焦り、戸惑う俺を見て、真柳教授が閃いたように口を開いた。
「そうそう。せっかくだから、羽島君。簡単な自己紹介お願い出来るかな?」
「じ、自己紹介ですか?…………分かりました」
唐突な要求に少し困惑しながらも、俺は1歩前に出て口を開く。
「は、初めまして。真柳教授からお誘いを受けて講義に参加させていただくことになりました、高校1年の羽島悠です。……よっ、よろしくお願いします」
何度か言葉がつっかえ、少し声が震え気味だったが、なんとか無難な自己紹介をすることができた。
そうして、一礼して頭を上げると、ゼミ生たちからパラパラと拍手が巻き起こった。
「よろしくなー!ハシマ君!」
例の茶髪の先輩が親指をグッと突き立て、ウインクを飛ばす。
名門中の名門である凪波大学は、てっきりいかにも真面目そうな生徒ばかりが揃っているものとばかり思っていたが、こういう人も結構いるんだな……
その先輩はどこか、秀一に似ているような気がして、案外人は見かけによらないもんだと、しみじみ思った。
「それじゃあ羽島君。好きなところに座ってもらって構わないよ」
「あっ、はい。それじゃあ……」
そう言って俺は、教壇の方から見て左側前列の方に腰を下ろす。
すると俺の1段上、斜め右の方から楕円形のフレーム眼鏡をかけ、ストレートの長い髪を肩から前にかけた女性が手を伸ばし、俺の右肩を優しく叩いてきた。
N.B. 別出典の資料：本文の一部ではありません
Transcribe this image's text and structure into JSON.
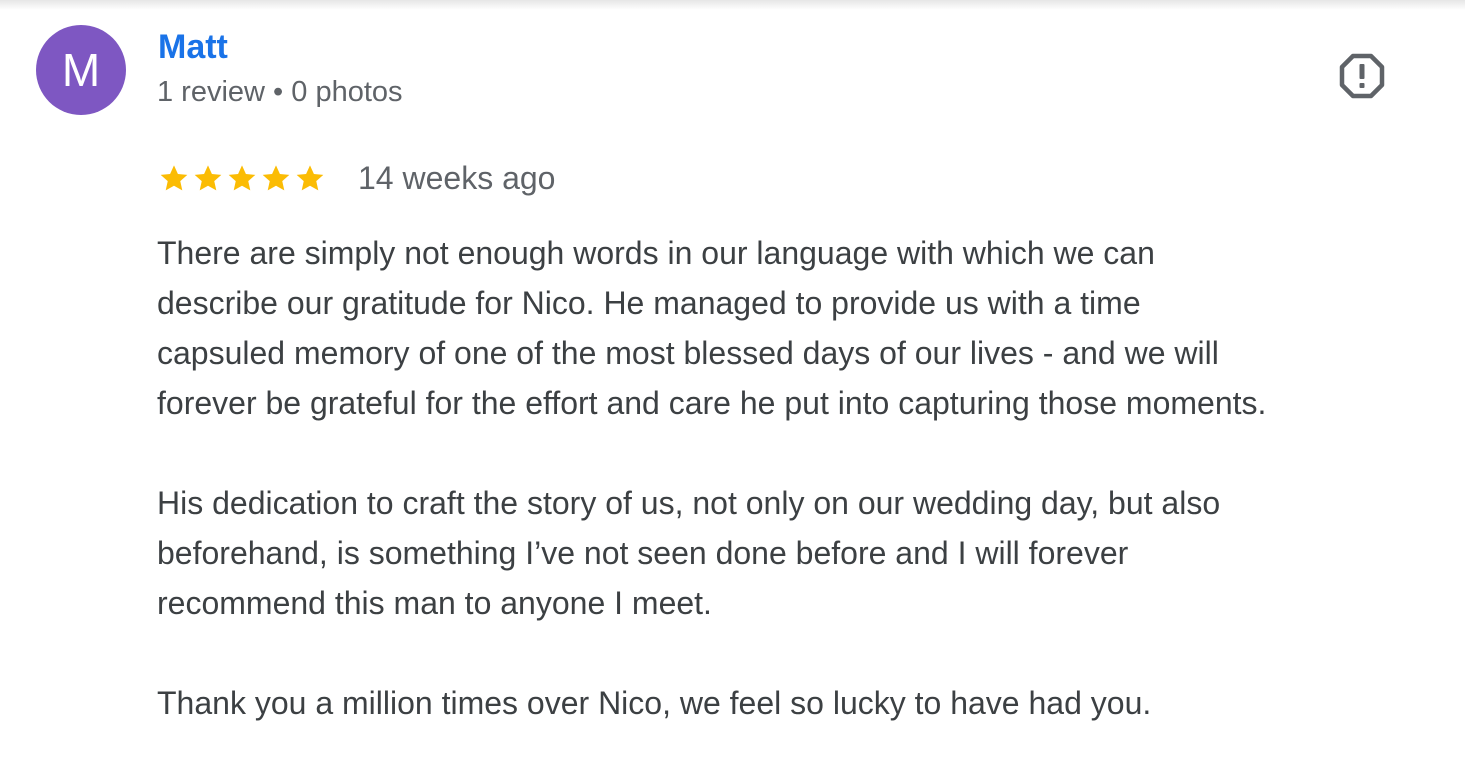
{
  "review": {
    "author": {
      "initial": "M",
      "name": "Matt",
      "meta": "1 review • 0 photos",
      "avatar_color": "#7e57c2"
    },
    "rating": 5,
    "rating_max": 5,
    "time_ago": "14 weeks ago",
    "paragraphs": [
      "There are simply not enough words in our language with which we can\ndescribe our gratitude for Nico. He managed to provide us with a time\ncapsuled memory of one of the most blessed days of our lives - and we will\nforever be grateful for the effort and care he put into capturing those moments.",
      "His dedication to craft the story of us, not only on our wedding day, but also\nbeforehand, is something I’ve not seen done before and I will forever\nrecommend this man to anyone I meet.",
      "Thank you a million times over Nico, we feel so lucky to have had you."
    ]
  },
  "icons": {
    "flag": "report-flag-icon",
    "star": "star-icon"
  },
  "colors": {
    "link_blue": "#1a73e8",
    "star_gold": "#fbbc04",
    "secondary_text": "#5f6368",
    "body_text": "#3c4043"
  }
}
「よろしくね!羽島悠君。もし、何か分からないことがあったら気軽に聞いてちょうだいね」
女性の先輩はそう言ってニコリと微笑んでみせた。
先ほどの茶髪の先輩とは違い、こちらの女性の先輩はいかにも賢そうな見た目をしている。
クラス委員長のイメージにぴったりだ。
俺はその先輩に「ありがとうございます」と一言礼を言い、教壇に立つ真柳教授の方に視線を向けた。
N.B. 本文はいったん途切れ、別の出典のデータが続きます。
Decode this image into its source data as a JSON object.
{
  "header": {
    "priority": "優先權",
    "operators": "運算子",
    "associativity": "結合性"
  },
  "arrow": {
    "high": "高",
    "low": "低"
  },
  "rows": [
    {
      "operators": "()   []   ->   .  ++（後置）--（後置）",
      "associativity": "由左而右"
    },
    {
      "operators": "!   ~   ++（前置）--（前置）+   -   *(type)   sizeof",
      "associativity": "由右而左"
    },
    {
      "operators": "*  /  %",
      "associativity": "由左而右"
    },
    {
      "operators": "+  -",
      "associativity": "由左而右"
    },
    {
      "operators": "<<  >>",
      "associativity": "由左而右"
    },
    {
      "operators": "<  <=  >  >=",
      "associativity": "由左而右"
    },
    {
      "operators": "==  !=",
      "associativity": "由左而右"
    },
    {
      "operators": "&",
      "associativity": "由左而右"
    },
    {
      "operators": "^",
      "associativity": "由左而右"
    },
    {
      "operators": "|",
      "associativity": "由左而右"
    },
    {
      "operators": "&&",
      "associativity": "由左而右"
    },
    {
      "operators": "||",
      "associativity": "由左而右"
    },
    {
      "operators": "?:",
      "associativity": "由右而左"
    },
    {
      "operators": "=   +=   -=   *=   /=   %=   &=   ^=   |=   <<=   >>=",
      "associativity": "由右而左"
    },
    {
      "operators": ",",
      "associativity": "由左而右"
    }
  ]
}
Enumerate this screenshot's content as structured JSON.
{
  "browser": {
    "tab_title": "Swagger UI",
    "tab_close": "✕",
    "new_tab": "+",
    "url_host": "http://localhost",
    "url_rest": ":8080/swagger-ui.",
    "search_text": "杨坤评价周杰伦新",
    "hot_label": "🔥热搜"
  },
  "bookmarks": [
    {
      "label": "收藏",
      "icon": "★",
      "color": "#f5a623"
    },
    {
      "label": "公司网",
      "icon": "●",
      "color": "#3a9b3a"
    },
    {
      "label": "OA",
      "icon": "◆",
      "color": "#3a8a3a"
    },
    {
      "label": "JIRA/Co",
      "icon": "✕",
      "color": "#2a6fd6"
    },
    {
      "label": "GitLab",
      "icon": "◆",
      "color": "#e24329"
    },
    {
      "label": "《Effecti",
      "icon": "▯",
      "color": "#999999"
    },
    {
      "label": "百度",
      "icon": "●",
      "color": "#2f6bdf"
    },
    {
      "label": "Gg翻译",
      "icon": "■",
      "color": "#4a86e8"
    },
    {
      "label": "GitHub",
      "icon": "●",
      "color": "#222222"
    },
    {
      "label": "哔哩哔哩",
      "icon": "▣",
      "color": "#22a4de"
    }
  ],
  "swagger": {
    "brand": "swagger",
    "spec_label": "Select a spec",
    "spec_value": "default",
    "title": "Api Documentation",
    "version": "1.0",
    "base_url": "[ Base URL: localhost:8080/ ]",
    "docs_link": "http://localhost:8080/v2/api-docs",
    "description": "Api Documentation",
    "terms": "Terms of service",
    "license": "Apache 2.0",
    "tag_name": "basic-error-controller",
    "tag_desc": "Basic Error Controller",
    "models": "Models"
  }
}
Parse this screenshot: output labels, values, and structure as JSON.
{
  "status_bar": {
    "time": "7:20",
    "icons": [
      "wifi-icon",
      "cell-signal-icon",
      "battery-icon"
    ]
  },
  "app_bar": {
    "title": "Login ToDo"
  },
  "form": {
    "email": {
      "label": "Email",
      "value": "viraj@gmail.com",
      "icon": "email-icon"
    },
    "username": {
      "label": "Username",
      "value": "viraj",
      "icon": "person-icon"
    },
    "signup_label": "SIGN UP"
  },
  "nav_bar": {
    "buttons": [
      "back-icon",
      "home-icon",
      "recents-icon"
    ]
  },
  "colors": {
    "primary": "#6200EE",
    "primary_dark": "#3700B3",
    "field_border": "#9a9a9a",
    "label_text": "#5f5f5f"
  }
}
俺が席に着いたのを確認した真柳教授は、「それじゃあ、始めようか」と胸の前で両手を合わせ、いよいよ講義がスタートした。
一体どんな授業が展開されるのか。
今回はどんな話が聞けるのか。
胸が踊る。期待が高まる。
俺は真柳教授が紡ぐ言葉に静かに耳を傾けた。
「えーっと、今日はね……ある1人の女性が残した言葉をテーマにした授業を進めていきたいと思います。ところで、みんなは『バーバラ・ブラハム』という女性を知っているかな?」
バーバラ・ブラハム……?
有名な人なのだろうか。
あいにく、俺は歴史に強いわけではないためそれが誰なのか、いまいちピンと来なかった。
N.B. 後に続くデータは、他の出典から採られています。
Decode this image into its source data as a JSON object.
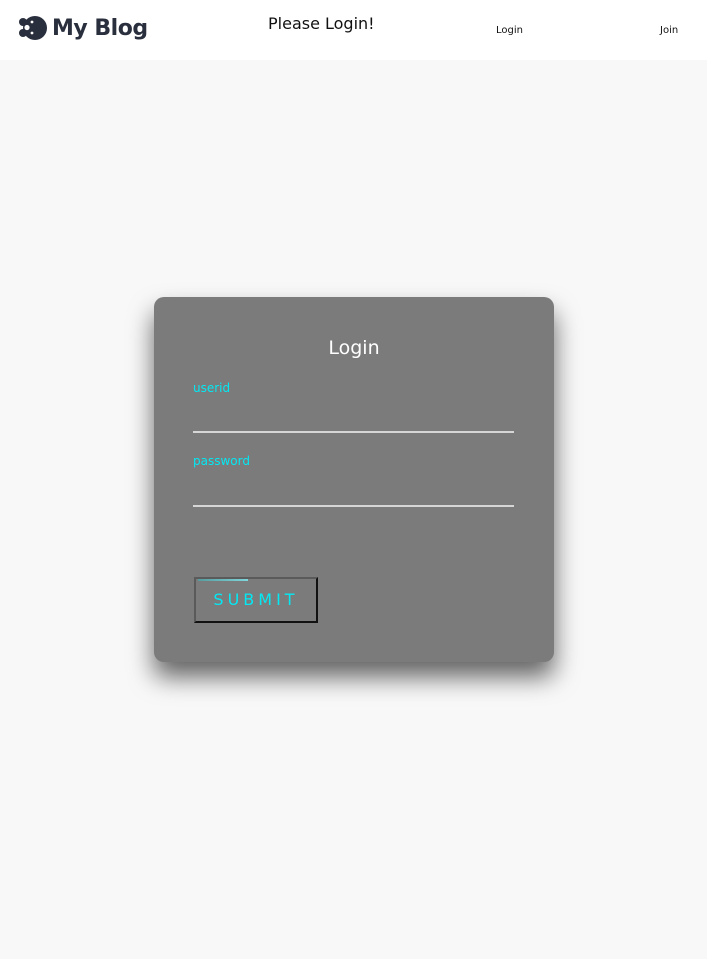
{
  "header": {
    "logo_text": "My Blog",
    "title": "Please Login!",
    "nav": {
      "login_label": "Login",
      "join_label": "Join"
    }
  },
  "login_form": {
    "title": "Login",
    "userid_label": "userid",
    "userid_value": "",
    "password_label": "password",
    "password_value": "",
    "submit_label": "SUBMIT"
  },
  "colors": {
    "background": "#f8f8f8",
    "card": "#7b7b7b",
    "accent": "#03e9f4",
    "logo": "#2a2f3e"
  },
  "icons": {
    "logo": "blog-logo-icon"
  }
}
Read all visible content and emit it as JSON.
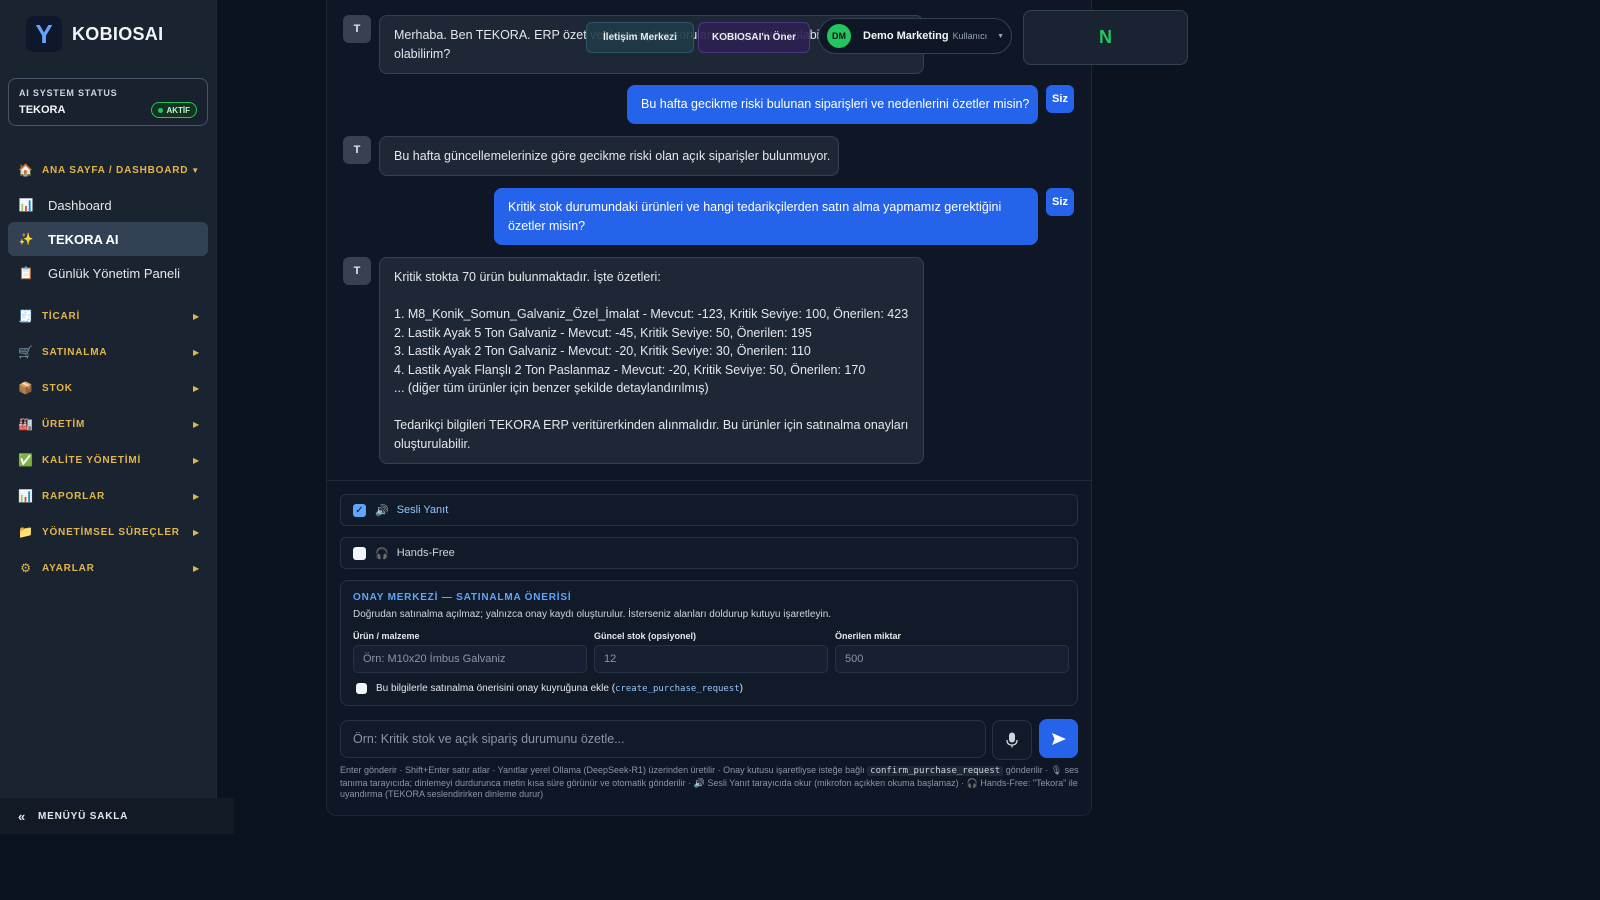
{
  "brand": {
    "logo": "Y",
    "name": "KOBIOSAI"
  },
  "status": {
    "label": "AI SYSTEM STATUS",
    "name": "TEKORA",
    "badge": "AKTİF"
  },
  "nav": {
    "home_section": "ANA SAYFA / DASHBOARD",
    "items": [
      {
        "label": "Dashboard",
        "icon": "chart-icon"
      },
      {
        "label": "TEKORA AI",
        "icon": "sparkle-icon"
      },
      {
        "label": "Günlük Yönetim Paneli",
        "icon": "clipboard-icon"
      }
    ],
    "sections": [
      {
        "label": "TİCARİ",
        "icon": "register-icon"
      },
      {
        "label": "SATINALMA",
        "icon": "cart-icon"
      },
      {
        "label": "STOK",
        "icon": "box-icon"
      },
      {
        "label": "ÜRETİM",
        "icon": "factory-icon"
      },
      {
        "label": "KALİTE YÖNETİMİ",
        "icon": "check-icon"
      },
      {
        "label": "RAPORLAR",
        "icon": "chart-icon"
      },
      {
        "label": "YÖNETİMSEL SÜREÇLER",
        "icon": "folder-icon"
      },
      {
        "label": "AYARLAR",
        "icon": "gear-icon"
      }
    ],
    "collapse_label": "MENÜYÜ SAKLA"
  },
  "header": {
    "btn_comm": "İletişim Merkezi",
    "btn_suggest": "KOBIOSAI'n Öner",
    "user": {
      "initials": "DM",
      "name": "Demo Marketing",
      "role": "Kullanıcı"
    },
    "notif": "N"
  },
  "chat": {
    "bot_avatar": "T",
    "user_badge": "Siz",
    "messages": [
      {
        "role": "bot",
        "lines": [
          "Merhaba. Ben TEKORA. ERP özet verilerine göre sorularınıza yardımcı olabilirim. Nasıl yardımcı",
          "olabilirim?"
        ]
      },
      {
        "role": "user",
        "lines": [
          "Bu hafta gecikme riski bulunan siparişleri ve nedenlerini özetler misin?"
        ]
      },
      {
        "role": "bot",
        "lines": [
          "Bu hafta güncellemelerinize göre gecikme riski olan açık siparişler bulunmuyor."
        ]
      },
      {
        "role": "user",
        "lines": [
          "Kritik stok durumundaki ürünleri ve hangi tedarikçilerden satın alma yapmamız gerektiğini",
          "özetler misin?"
        ]
      },
      {
        "role": "bot",
        "lines": [
          "Kritik stokta 70 ürün bulunmaktadır. İşte özetleri:",
          "",
          "1. M8_Konik_Somun_Galvaniz_Özel_İmalat - Mevcut: -123, Kritik Seviye: 100, Önerilen: 423",
          "2. Lastik Ayak 5 Ton Galvaniz - Mevcut: -45, Kritik Seviye: 50, Önerilen: 195",
          "3. Lastik Ayak 2 Ton Galvaniz - Mevcut: -20, Kritik Seviye: 30, Önerilen: 110",
          "4. Lastik Ayak Flanşlı 2 Ton Paslanmaz - Mevcut: -20, Kritik Seviye: 50, Önerilen: 170",
          "... (diğer tüm ürünler için benzer şekilde detaylandırılmış)",
          "",
          "Tedarikçi bilgileri TEKORA ERP veritürerkinden alınmalıdır. Bu ürünler için satınalma onayları",
          "oluşturulabilir."
        ]
      }
    ]
  },
  "options": {
    "voice": {
      "label": "Sesli Yanıt",
      "checked": true,
      "icon": "speaker-icon"
    },
    "handsfree": {
      "label": "Hands-Free",
      "checked": false,
      "icon": "headphones-icon"
    }
  },
  "approval": {
    "title": "ONAY MERKEZİ — SATINALMA ÖNERİSİ",
    "desc": "Doğrudan satınalma açılmaz; yalnızca onay kaydı oluşturulur. İsterseniz alanları doldurup kutuyu işaretleyin.",
    "fields": [
      {
        "label": "Ürün / malzeme",
        "placeholder": "Örn: M10x20 İmbus Galvaniz"
      },
      {
        "label": "Güncel stok (opsiyonel)",
        "placeholder": "12"
      },
      {
        "label": "Önerilen miktar",
        "placeholder": "500"
      }
    ],
    "check_text": "Bu bilgilerle satınalma önerisini onay kuyruğuna ekle (",
    "check_code": "create_purchase_request",
    "check_close": ")"
  },
  "composer": {
    "placeholder": "Örn: Kritik stok ve açık sipariş durumunu özetle...",
    "mic_icon": "mic-icon",
    "send_icon": "send-icon"
  },
  "hint": {
    "part1": "Enter gönderir · Shift+Enter satır atlar · Yanıtlar yerel Ollama (DeepSeek-R1) üzerinden üretilir · Onay kutusu işaretliyse isteğe bağlı",
    "code": "confirm_purchase_request",
    "part2": "gönderilir · 🎙 ses tanıma tarayıcıda; dinlemeyi durdurunca metin kısa süre görünür ve otomatik gönderilir · 🔊 Sesli Yanıt tarayıcıda okur (mikrofon açıkken okuma başlamaz) · 🎧 Hands-Free: \"Tekora\" ile uyandırma (TEKORA seslendirirken dinleme durur)"
  }
}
しかし、周りを見回してみると、名門と言われる凪波大学に通っている学生ですら、その名前を聞いて分かったような顔をする者は1人もいなかった。
一体、その女性は何者なのだろう。
有名な偉人なのだろうか?
修道女として貧しい人々のための活動に尽力したマザー・テレサや、クリミア戦争で負傷した兵士を献身的に介抱し、後に『クリミアの天使』とまで呼ばれるようになったナイチンゲールなどと同じように、何か大きな功績を残した人物なのだろうか。
俺を含めた教室内の学生たちが首を傾げる中、真柳教授はニコニコと笑って口を開いた。
「実は、このバーバラ・ブラハムという女性。元死刑囚なんです」
穏やかな笑顔を浮かべながら、真柳教授が放った言葉は、俺たちが全く予想もしていなかったものだったため、学生たちは皆、口をあんぐりと開けたままフリーズしてしまった。